Allowing the construction of the remaining gates to proceed without completing R&R will mean that the PAFs will be faced with a fait accompli. The authorities could then use this fait accompli to force the PAFs to accept whatever compensation is given to them. On the contrary, if R&R takes three long years after construction, Jairam Ramesh's order will ensure that the project cannot be operational and will cause huge losses to the taxpayer. That is why the government's R&R policy insists on R&R proceeding pari passu with construction.

This R&R policy, approved for those ousted from their lands for the Narmada projects in 1987, stipulates that they will have to be provided land for land, with a minimum entitlement of two hectares (ha) of irrigated land. The NBA has alleged that in the last 24 years, since the framing of the R&R policy, the state has refused to carry out its obligations and has not allotted land to a single person affected by the Narmada dam projects.

Omkareshwar dam case

To understand the importance of R&R proceeding pari passu with construction, Jairam Ramesh only needs to read the latest Supreme Court judgment in the Omkareshwar dam case, delivered on May 11. In this case, the NBA challenged the failure to implement the R&R policy in letter and spirit with regard to those affected by the dam an intra-State project to generate 520 MW of power, which also involved the irrigation of 1.47 lakh ha of agricultural land. Thirty villages were expected to be submerged at the full reservoir level, that is, 196.6 m. The dam was completed in 2006.

A Supreme Court Bench comprising Justices J.M. Panchal, Deepak Verma and B.S. Chauhan held in paragraph 48 of its judgment that the State authorities ought to have assisted the PAFs to purchase land of their choice from other agriculturists and met the difference of cost, if any, over and above the amount of compensation. While determining such issues, the Bench said, the State authorities could take into consideration the fact that the land so purchased should not be of a lower quality than the land the PAFs originally had. This exercise, the Bench opined, could have been done pari passu with the construction of the dam and could have been completed much in advance of the completion of the dam to its full water level.

In the process of development, the Bench held, the state could not be permitted to displace tribal people, a vulnerable section of society that suffers from poverty and ignorance, without taking appropriate remedial measures for their rehabilitation. The court was not oblivious to the fact that social and economic reasons had caused disaffection and thus tribal areas were today in the grip of extremism as tribal youths had fallen prey to extremists' propaganda, the Bench opined.
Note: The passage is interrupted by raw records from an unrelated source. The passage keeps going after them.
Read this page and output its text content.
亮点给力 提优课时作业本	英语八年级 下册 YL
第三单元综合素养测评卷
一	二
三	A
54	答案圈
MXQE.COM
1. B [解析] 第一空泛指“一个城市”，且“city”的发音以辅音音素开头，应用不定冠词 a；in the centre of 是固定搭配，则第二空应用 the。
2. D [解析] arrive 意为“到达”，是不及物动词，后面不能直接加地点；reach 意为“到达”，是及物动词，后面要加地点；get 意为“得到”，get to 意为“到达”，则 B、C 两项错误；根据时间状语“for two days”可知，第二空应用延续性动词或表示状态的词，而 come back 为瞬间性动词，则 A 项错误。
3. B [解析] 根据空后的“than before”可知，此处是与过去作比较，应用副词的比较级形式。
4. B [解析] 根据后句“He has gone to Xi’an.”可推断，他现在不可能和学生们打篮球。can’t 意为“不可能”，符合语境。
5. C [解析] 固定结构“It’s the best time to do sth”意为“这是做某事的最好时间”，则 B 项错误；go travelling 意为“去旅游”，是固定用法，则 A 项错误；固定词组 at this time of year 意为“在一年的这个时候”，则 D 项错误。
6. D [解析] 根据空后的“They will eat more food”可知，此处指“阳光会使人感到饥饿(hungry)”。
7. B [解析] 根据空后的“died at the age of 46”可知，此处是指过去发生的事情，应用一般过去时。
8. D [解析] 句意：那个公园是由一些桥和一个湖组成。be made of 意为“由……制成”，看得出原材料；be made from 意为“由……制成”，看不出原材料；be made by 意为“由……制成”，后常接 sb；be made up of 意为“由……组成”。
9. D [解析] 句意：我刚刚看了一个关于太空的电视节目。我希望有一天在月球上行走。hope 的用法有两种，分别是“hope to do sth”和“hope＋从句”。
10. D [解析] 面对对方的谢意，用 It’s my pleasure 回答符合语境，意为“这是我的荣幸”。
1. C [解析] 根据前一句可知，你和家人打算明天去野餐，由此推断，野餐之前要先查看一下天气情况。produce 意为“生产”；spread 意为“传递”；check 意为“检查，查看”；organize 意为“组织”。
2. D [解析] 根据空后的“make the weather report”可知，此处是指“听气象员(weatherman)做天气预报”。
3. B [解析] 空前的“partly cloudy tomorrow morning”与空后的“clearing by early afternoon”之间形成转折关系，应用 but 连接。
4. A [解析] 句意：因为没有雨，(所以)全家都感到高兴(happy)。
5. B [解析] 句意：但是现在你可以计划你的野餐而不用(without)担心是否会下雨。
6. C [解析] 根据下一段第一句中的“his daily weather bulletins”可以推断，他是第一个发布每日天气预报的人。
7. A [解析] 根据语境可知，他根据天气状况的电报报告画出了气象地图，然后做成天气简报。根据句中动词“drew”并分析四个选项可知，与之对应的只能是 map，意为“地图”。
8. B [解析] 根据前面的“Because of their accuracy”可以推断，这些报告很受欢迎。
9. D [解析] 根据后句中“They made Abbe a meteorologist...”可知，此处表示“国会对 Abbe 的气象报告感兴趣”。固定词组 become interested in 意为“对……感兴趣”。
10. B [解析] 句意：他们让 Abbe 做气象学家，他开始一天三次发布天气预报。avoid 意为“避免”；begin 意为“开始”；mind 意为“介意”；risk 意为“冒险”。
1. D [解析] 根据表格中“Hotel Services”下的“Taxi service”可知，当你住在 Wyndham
The Bench further held that the right to cultivation was part of the fundamental right to life and that peasants whose only experience and skill was farming could not survive without land. Therefore, it said, payment of compensation might not be enough, and if an R&R scheme was framed by the government, it was required to be implemented not only as a fundamental right but also under the Directive Principles of State Policy.

The NBA has termed this judgment a moral victory, notwithstanding certain infirmities in it. It hopes that the judgment will be implemented properly as it could transform the lives of those ousted from the Narmada valley, who have hitherto been condemned to leading a life of hunger and pauperisation by the authorities.